XML processors are being integrated into every facet of the enterprise computing environment. For example,

► Data repositories contain processors to recognize parse and “shred” XML documents to be stored in file systems, XML-aware relational databases, and new XML databases.

► Web service development environments, such as applications that support J2EE and .Net, require XML processors in order to understand the inputs into the environment.

► Intelligent networks are becoming XML-aware relying on XML tags to perform common services such as content based routing and quality of service as well as value added

Top ten Web Service Threats

1. Coercive Parsing

XML is already recognized as a standard file format for many applications. As the obvious successor to legacy ASCII and presentation-oriented html, its position is unchallenged. This is easily seen by the number of grammars that claim XML as their parent.

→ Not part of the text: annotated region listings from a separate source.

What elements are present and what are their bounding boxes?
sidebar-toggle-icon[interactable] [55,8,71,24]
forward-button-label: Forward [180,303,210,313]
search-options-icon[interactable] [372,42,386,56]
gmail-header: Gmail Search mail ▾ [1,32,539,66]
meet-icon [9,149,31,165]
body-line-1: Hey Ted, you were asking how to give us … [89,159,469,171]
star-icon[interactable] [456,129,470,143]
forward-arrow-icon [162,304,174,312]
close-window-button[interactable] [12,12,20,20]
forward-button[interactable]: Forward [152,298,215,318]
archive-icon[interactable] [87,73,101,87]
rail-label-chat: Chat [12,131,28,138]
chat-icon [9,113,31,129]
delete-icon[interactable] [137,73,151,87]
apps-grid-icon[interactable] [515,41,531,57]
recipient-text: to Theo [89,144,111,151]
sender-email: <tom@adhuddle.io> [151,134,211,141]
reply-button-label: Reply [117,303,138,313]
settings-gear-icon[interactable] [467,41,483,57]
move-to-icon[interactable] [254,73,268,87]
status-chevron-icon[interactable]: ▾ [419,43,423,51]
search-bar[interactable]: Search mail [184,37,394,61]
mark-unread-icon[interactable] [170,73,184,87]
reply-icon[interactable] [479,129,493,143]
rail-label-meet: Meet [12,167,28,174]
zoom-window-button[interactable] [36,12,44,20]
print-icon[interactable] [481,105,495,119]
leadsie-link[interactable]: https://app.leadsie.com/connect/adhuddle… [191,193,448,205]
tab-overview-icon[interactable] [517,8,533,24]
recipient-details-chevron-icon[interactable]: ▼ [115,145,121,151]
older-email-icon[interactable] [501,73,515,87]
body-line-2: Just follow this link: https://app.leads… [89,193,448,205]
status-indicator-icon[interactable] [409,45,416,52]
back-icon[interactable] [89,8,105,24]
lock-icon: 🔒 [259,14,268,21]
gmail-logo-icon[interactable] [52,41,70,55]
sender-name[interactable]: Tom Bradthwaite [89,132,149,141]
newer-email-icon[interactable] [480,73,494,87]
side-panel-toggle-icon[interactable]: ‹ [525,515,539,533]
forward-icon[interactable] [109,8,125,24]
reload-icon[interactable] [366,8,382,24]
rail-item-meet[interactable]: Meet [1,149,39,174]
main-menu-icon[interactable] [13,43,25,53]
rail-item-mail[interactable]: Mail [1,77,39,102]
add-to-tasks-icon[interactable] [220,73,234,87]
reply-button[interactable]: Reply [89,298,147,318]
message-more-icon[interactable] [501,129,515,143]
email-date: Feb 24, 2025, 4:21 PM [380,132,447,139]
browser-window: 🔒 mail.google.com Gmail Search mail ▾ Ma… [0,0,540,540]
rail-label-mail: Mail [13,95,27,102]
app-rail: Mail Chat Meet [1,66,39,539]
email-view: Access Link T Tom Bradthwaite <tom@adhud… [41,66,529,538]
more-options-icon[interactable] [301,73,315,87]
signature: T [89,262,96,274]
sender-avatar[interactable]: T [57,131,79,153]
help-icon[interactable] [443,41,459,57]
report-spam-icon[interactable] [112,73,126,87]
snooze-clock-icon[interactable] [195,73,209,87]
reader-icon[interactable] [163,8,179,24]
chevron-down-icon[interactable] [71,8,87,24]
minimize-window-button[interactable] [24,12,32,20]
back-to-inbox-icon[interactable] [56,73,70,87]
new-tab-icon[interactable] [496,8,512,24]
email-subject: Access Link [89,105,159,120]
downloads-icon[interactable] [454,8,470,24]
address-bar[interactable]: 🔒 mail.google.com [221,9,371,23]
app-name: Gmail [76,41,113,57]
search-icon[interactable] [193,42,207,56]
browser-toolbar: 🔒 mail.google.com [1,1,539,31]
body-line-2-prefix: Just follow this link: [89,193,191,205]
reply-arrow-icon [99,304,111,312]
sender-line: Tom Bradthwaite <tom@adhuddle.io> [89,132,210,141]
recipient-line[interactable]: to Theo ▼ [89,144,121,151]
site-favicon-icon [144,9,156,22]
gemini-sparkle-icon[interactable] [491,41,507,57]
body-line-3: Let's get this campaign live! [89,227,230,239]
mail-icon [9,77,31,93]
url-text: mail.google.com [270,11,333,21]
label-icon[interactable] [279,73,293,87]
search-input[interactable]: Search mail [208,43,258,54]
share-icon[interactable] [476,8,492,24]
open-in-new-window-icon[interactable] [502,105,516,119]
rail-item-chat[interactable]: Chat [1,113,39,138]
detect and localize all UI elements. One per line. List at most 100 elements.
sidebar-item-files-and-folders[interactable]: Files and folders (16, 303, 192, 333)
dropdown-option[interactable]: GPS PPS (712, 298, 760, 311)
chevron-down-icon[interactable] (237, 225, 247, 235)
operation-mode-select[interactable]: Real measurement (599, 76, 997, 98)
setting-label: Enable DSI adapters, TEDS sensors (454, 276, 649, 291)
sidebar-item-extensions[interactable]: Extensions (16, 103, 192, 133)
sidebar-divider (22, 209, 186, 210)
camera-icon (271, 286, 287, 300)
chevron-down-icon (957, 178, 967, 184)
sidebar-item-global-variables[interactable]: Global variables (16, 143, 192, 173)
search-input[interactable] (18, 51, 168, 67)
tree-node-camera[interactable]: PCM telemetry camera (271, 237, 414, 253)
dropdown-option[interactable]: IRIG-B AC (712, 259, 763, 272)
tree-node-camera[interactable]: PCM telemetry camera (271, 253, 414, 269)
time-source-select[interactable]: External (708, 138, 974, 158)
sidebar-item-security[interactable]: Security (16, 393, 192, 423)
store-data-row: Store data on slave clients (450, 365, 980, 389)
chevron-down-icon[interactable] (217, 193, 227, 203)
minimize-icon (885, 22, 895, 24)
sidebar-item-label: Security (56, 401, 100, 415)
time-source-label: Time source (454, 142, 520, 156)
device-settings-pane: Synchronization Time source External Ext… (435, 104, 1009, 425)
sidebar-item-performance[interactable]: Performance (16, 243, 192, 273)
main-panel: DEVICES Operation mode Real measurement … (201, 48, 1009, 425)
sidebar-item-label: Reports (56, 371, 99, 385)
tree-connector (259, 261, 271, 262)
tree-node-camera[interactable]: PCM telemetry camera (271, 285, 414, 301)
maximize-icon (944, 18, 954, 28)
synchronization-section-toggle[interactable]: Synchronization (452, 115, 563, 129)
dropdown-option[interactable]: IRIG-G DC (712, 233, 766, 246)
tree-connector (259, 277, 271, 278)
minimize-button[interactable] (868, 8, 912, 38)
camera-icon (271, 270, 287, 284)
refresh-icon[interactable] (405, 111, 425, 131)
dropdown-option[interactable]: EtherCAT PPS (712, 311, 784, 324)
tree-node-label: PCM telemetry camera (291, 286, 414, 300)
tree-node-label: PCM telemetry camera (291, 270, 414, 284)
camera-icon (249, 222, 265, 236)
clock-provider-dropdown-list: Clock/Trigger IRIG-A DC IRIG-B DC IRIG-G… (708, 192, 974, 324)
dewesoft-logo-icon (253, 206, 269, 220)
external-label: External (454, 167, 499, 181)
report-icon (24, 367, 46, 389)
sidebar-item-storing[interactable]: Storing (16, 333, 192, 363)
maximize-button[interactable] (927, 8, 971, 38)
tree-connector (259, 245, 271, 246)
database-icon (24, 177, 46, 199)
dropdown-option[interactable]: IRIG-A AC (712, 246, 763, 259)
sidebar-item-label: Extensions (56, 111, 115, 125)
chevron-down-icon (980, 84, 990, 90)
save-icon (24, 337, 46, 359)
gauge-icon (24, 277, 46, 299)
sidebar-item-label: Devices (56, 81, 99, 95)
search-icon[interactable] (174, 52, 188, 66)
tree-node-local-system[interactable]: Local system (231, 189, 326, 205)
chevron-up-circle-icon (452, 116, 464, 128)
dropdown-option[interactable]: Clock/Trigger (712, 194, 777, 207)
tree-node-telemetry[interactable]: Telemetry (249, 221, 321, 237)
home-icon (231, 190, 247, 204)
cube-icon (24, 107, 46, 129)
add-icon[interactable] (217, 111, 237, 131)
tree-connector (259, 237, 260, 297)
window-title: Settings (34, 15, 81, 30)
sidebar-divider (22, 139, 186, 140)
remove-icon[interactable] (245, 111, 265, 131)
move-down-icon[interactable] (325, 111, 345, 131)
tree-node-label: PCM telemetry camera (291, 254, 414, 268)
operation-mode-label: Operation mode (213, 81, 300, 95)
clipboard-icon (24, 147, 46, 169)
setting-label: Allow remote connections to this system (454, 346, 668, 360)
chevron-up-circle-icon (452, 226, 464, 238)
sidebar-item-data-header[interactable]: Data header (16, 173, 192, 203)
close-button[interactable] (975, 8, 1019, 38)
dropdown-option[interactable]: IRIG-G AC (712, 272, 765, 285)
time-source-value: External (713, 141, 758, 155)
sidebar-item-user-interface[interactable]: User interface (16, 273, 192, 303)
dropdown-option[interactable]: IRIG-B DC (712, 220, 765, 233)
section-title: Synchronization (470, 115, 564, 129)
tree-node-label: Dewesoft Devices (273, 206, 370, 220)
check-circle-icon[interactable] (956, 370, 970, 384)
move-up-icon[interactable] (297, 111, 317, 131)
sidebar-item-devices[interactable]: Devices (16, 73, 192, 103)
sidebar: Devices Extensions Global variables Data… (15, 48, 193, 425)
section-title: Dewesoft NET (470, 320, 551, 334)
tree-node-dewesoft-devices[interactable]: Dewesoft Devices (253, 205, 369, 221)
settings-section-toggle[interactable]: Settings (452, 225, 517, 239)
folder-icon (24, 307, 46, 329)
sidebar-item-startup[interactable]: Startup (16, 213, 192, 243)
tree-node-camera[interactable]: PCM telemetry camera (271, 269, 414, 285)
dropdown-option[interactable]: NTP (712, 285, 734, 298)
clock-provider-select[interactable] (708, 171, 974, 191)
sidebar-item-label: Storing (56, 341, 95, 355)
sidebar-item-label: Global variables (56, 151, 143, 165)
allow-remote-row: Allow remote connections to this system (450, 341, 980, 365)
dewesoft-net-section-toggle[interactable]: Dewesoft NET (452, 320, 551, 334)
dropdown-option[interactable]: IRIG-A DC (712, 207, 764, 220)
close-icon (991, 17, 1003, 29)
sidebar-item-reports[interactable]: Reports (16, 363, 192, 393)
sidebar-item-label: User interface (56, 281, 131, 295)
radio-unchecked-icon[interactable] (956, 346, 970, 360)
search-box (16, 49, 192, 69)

The basic premise of a coercive parsing attack is to exploit the legacy bolt-on - XML-enabled components in the existing infrastructure that are operational. Even without a specific Web Services application these systems are still susceptible to XML based attacks that whose main objective is either to overwhelm the processing capabilities of the system or install malicious mobile code.

2. Parameter Tampering

Parameters are used to convey client-specific information to the Web service in order to execute a specific remote operation. Since instructions on how to use parameters are explicitly described within a WSDL document, malicious users can play around with different parameter options in order to retrieve unauthorized information. For example by submitting special characters or unexpected content to the Web service can cause a denial of service condition or illegal access to database records

An attacker can embed, for example, command line code into a document that is parsed by an application that can create a command shell to execute the command. One instance of this problem is described by Georgi Guninski’s attack against Excel that formats an XML document to pass a command line to (in his example, but not limited to) enumerate the file system.

3. Recursive Payloads

One of the strengths of XML is its ability to nest elements within a document to address the need for complex relationships among elements. The value is easy to see with forms that have a form name or purpose that contains many different value elements, such as a purchase order that incorporates shipping and billing addresses as well as various items and quantities ordered. We can intuitively acknowledge the value of nesting elements three or four levels, perhaps more. An attacker can easily create a document that attempts to stress and break an XML parser by creating a document that is 10,000 or 100,000 elements deep.